C’est faux. J’ai toujours eu des idées précises. Lennart Johansson, lui, avait décidé de ne plus se présenter mais est reparti au combat quand il a appris que je me présentais ! C’est ça son programme : être contre moi ? Et quand j’entends que les quatre vice-présidents de l’UEFA et le trésorier menacent de démissionner si je suis élu, je clame que ce n’est pas éthique.

Il y a certainement des gens qui ne veulent rien changer…

L’administration de l’UEFA qui est anti-Platini parce qu’elle a peur que ça change. Il y a aussi des fédérations qui sont contre moi : l’Allemagne (elle est toujours contre la France), la Suède, l’Espagne, les Pays-Bas. Je suis très confiant parce que je suis toujours optimiste. Je pourrais faire de la démagogie en promettant d’augmenter sans cesse le nombre de participants à l’EURO mais ce ne serait pas un bon argument en termes d’organisation. Par contre, je ne suis pas contre le fait de tailler dans les privilèges de certains pays. Pourquoi certains ont-ils le droit de qualifier quatre clubs pour la Ligue des Champions et d’autres n’ont pas voie au chapitre ?

Les supporters doivent pouvoir garantir l’identité

Pourquoi être si optimiste malgré tout ?

J’ai une grosse expérience du foot et de bonnes idées pour son avenir. Je ne suis ni juriste ou économiste et j’ai quitté l’école à 17 ans. J’aurais évidemment besoin du conseil exécutif de l’UEFA pour avancer (c’est lui qui a le pouvoir, pas l’administration).
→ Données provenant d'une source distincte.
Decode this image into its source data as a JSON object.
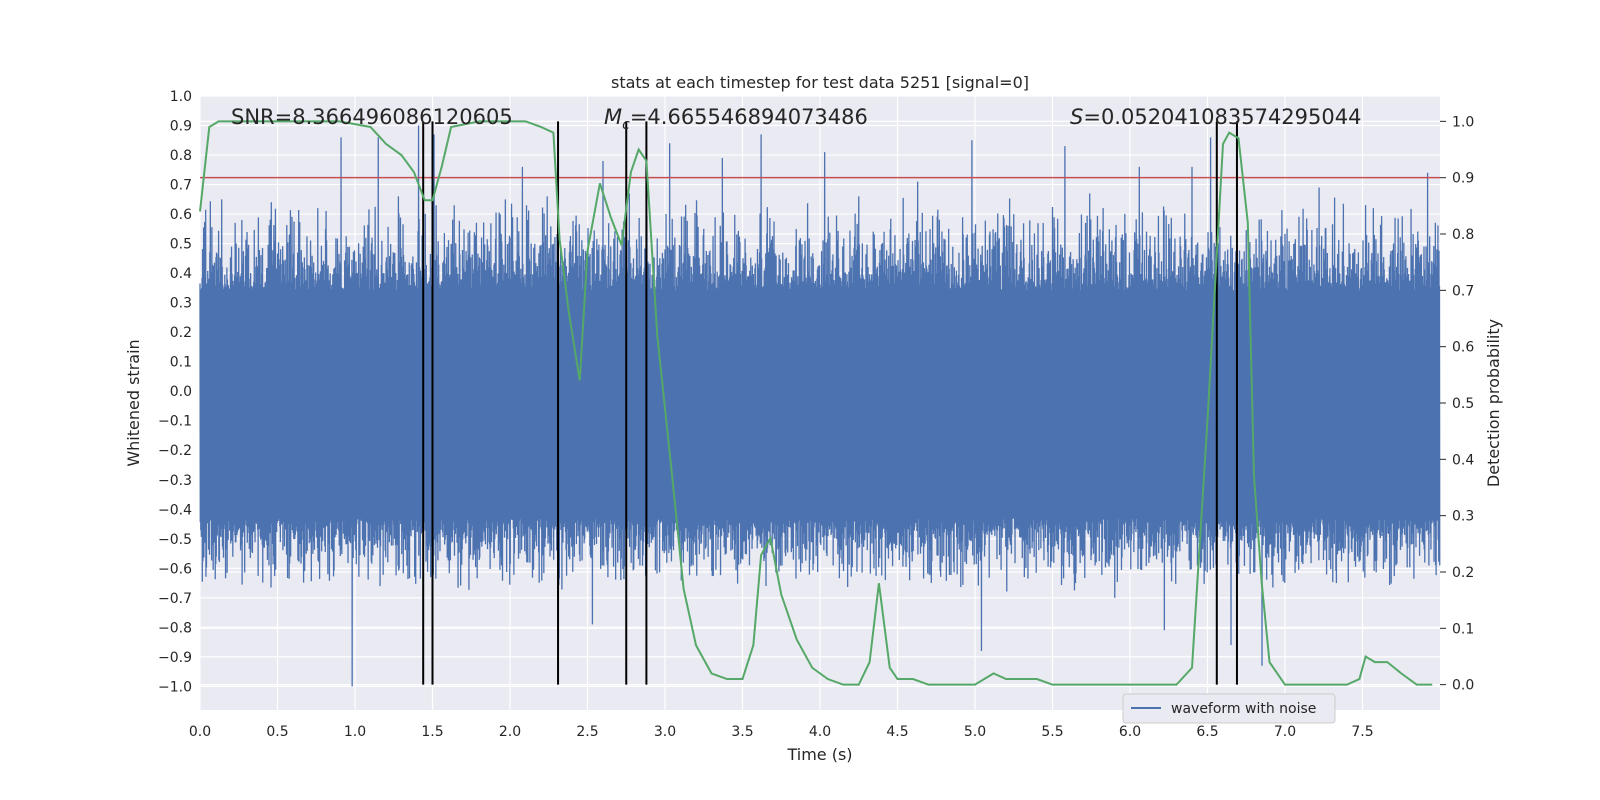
{
  "chart_data": {
    "type": "line",
    "title": "stats at each timestep for test data 5251 [signal=0]",
    "xlabel": "Time (s)",
    "ylabel": "Whitened strain",
    "y2label": "Detection probability",
    "xlim": [
      0.0,
      8.0
    ],
    "ylim": [
      -1.08,
      1.0
    ],
    "y2lim": [
      -0.045,
      1.045
    ],
    "x_ticks": [
      "0.0",
      "0.5",
      "1.0",
      "1.5",
      "2.0",
      "2.5",
      "3.0",
      "3.5",
      "4.0",
      "4.5",
      "5.0",
      "5.5",
      "6.0",
      "6.5",
      "7.0",
      "7.5"
    ],
    "y_ticks": [
      "1.0",
      "0.9",
      "0.8",
      "0.7",
      "0.6",
      "0.5",
      "0.4",
      "0.3",
      "0.2",
      "0.1",
      "0.0",
      "−0.1",
      "−0.2",
      "−0.3",
      "−0.4",
      "−0.5",
      "−0.6",
      "−0.7",
      "−0.8",
      "−0.9",
      "−1.0"
    ],
    "y2_ticks": [
      "1.0",
      "0.9",
      "0.8",
      "0.7",
      "0.6",
      "0.5",
      "0.4",
      "0.3",
      "0.2",
      "0.1",
      "0.0"
    ],
    "annotations": {
      "snr": "SNR=8.366496086120605",
      "mc_symbol": "M",
      "mc_sub": "c",
      "mc_value": "=4.665546894073486",
      "s_symbol": "S",
      "s_value": "=0.052041083574295044"
    },
    "threshold": {
      "value": 0.9,
      "axis": "right",
      "color": "#c44e52"
    },
    "vertical_lines": [
      1.44,
      1.5,
      2.31,
      2.75,
      2.88,
      6.56,
      6.69
    ],
    "series": [
      {
        "name": "waveform with noise",
        "axis": "left",
        "color": "#4c72b0",
        "kind": "noise",
        "duration": 8.0,
        "samples": 2400,
        "base_upper": 0.34,
        "base_lower": -0.43,
        "spikes": [
          [
            0.14,
            0.65
          ],
          [
            0.27,
            0.58
          ],
          [
            0.46,
            0.64
          ],
          [
            0.76,
            0.62
          ],
          [
            0.91,
            0.86
          ],
          [
            0.98,
            -1.0
          ],
          [
            1.15,
            0.86
          ],
          [
            1.28,
            0.66
          ],
          [
            1.41,
            0.9
          ],
          [
            1.51,
            0.87
          ],
          [
            1.64,
            0.63
          ],
          [
            1.97,
            0.65
          ],
          [
            2.08,
            0.76
          ],
          [
            2.24,
            0.66
          ],
          [
            2.53,
            -0.79
          ],
          [
            2.6,
            0.78
          ],
          [
            2.77,
            0.67
          ],
          [
            3.03,
            0.84
          ],
          [
            3.37,
            0.79
          ],
          [
            3.62,
            0.87
          ],
          [
            3.65,
            -0.66
          ],
          [
            4.03,
            0.81
          ],
          [
            4.25,
            0.66
          ],
          [
            4.42,
            -0.64
          ],
          [
            4.63,
            0.71
          ],
          [
            4.98,
            0.85
          ],
          [
            5.04,
            -0.88
          ],
          [
            5.25,
            0.6
          ],
          [
            5.58,
            0.83
          ],
          [
            5.74,
            0.67
          ],
          [
            5.9,
            -0.7
          ],
          [
            6.06,
            0.76
          ],
          [
            6.22,
            -0.81
          ],
          [
            6.4,
            0.76
          ],
          [
            6.52,
            0.86
          ],
          [
            6.65,
            -0.86
          ],
          [
            6.85,
            -0.93
          ],
          [
            7.22,
            0.69
          ],
          [
            7.33,
            -0.65
          ],
          [
            7.57,
            0.62
          ],
          [
            7.92,
            0.74
          ]
        ]
      },
      {
        "name": "detection probability",
        "axis": "right",
        "color": "#55a868",
        "x": [
          0.0,
          0.06,
          0.12,
          0.3,
          0.6,
          0.9,
          1.1,
          1.2,
          1.3,
          1.38,
          1.45,
          1.5,
          1.56,
          1.62,
          1.8,
          2.1,
          2.2,
          2.28,
          2.32,
          2.38,
          2.45,
          2.5,
          2.58,
          2.65,
          2.72,
          2.78,
          2.83,
          2.88,
          2.95,
          3.05,
          3.12,
          3.2,
          3.3,
          3.4,
          3.5,
          3.57,
          3.62,
          3.68,
          3.75,
          3.85,
          3.95,
          4.05,
          4.15,
          4.25,
          4.32,
          4.38,
          4.45,
          4.5,
          4.6,
          4.7,
          4.9,
          5.0,
          5.12,
          5.2,
          5.3,
          5.4,
          5.5,
          5.7,
          5.9,
          6.1,
          6.3,
          6.4,
          6.5,
          6.6,
          6.64,
          6.7,
          6.76,
          6.8,
          6.85,
          6.9,
          7.0,
          7.1,
          7.2,
          7.4,
          7.48,
          7.52,
          7.58,
          7.66,
          7.75,
          7.85,
          7.95
        ],
        "y": [
          0.84,
          0.99,
          1.0,
          1.0,
          1.0,
          1.0,
          0.99,
          0.96,
          0.94,
          0.91,
          0.86,
          0.86,
          0.92,
          0.99,
          1.0,
          1.0,
          0.99,
          0.98,
          0.79,
          0.66,
          0.54,
          0.77,
          0.89,
          0.83,
          0.78,
          0.91,
          0.95,
          0.93,
          0.62,
          0.36,
          0.17,
          0.07,
          0.02,
          0.01,
          0.01,
          0.07,
          0.23,
          0.26,
          0.16,
          0.08,
          0.03,
          0.01,
          0.0,
          0.0,
          0.04,
          0.18,
          0.03,
          0.01,
          0.01,
          0.0,
          0.0,
          0.0,
          0.02,
          0.01,
          0.01,
          0.01,
          0.0,
          0.0,
          0.0,
          0.0,
          0.0,
          0.03,
          0.47,
          0.96,
          0.98,
          0.97,
          0.82,
          0.37,
          0.18,
          0.04,
          0.0,
          0.0,
          0.0,
          0.0,
          0.01,
          0.05,
          0.04,
          0.04,
          0.02,
          0.0,
          0.0
        ]
      }
    ],
    "legend": {
      "label": "waveform with noise",
      "placement": "lower-right"
    }
  }
}
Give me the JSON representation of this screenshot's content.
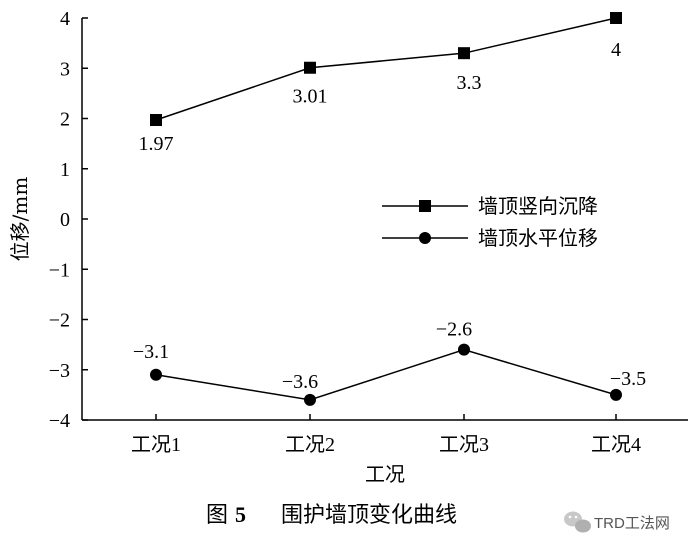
{
  "chart_data": {
    "type": "line",
    "categories": [
      "工况1",
      "工况2",
      "工况3",
      "工况4"
    ],
    "xlabel": "工况",
    "ylabel": "位移/mm",
    "ylim": [
      -4,
      4
    ],
    "yticks": [
      "4",
      "3",
      "2",
      "1",
      "0",
      "−1",
      "−2",
      "−3",
      "−4"
    ],
    "grid": false,
    "legend_position": "right-middle",
    "series": [
      {
        "name": "墙顶竖向沉降",
        "marker": "square",
        "values": [
          1.97,
          3.01,
          3.3,
          4
        ],
        "labels": [
          "1.97",
          "3.01",
          "3.3",
          "4"
        ]
      },
      {
        "name": "墙顶水平位移",
        "marker": "circle",
        "values": [
          -3.1,
          -3.6,
          -2.6,
          -3.5
        ],
        "labels": [
          "−3.1",
          "−3.6",
          "−2.6",
          "−3.5"
        ]
      }
    ]
  },
  "caption": {
    "prefix": "图",
    "number": "5",
    "text": "围护墙顶变化曲线"
  },
  "watermark": {
    "text": "TRD工法网"
  }
}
Je ne suis pas contre le fait qu’une fédération veuille gagner de l’argent, c’est normal, mais il faut aussi défendre le jeu, le prestige et la popularité. Je crois, par exemple, à l’authenticité des clubs. Prenez Abramovitch à Chelsea. Qui est encore anglais à la direction, sur le banc et sur le terrain ? J’aime le système espagnol : les socios élisent leur président ! Les supporters doivent défendre l’identité du club en lui transmettant leur autorité. Car si on laisse faire les grands propriétaires, il n’est question que d’argent et de défaites… Avant, la défaite faisait toujours partie du sport et maintenant c’est devenu un drame. Ce n’est pas une attitude pareille qui va sauver les clubs car quand on pense à court terme, on ne protège pas ses jeunes Or, j’aimerais qu’on forme les jeunes pour jouer et pas pour les vendre.

Mais ce n’est pas l’intérêt des agents !

Non, ils veulent que tout le monde bouge tout le temps. Dans cette matière, il faut que les joueurs payent les commissions à leur agent et basta. Ce n’est pas aux clubs à le faire, d’autant qu’on en arrive à des situations où les agents touchent des deux clubs et ces derniers s’appauvrissent. Sans parler des rétro commissions et autres entourloupes.

Que feriez-vous en cas de non-élection ?

Je prendrais des vacances, et j’en profiterais pour courir et retrouver un corps d’athlète. Et puis, je jouerais beaucoup au golf, un sport que j’aime bien. Mon handicap ? 8.5. J’ai toujours eu du talent, hein ! ( il rit).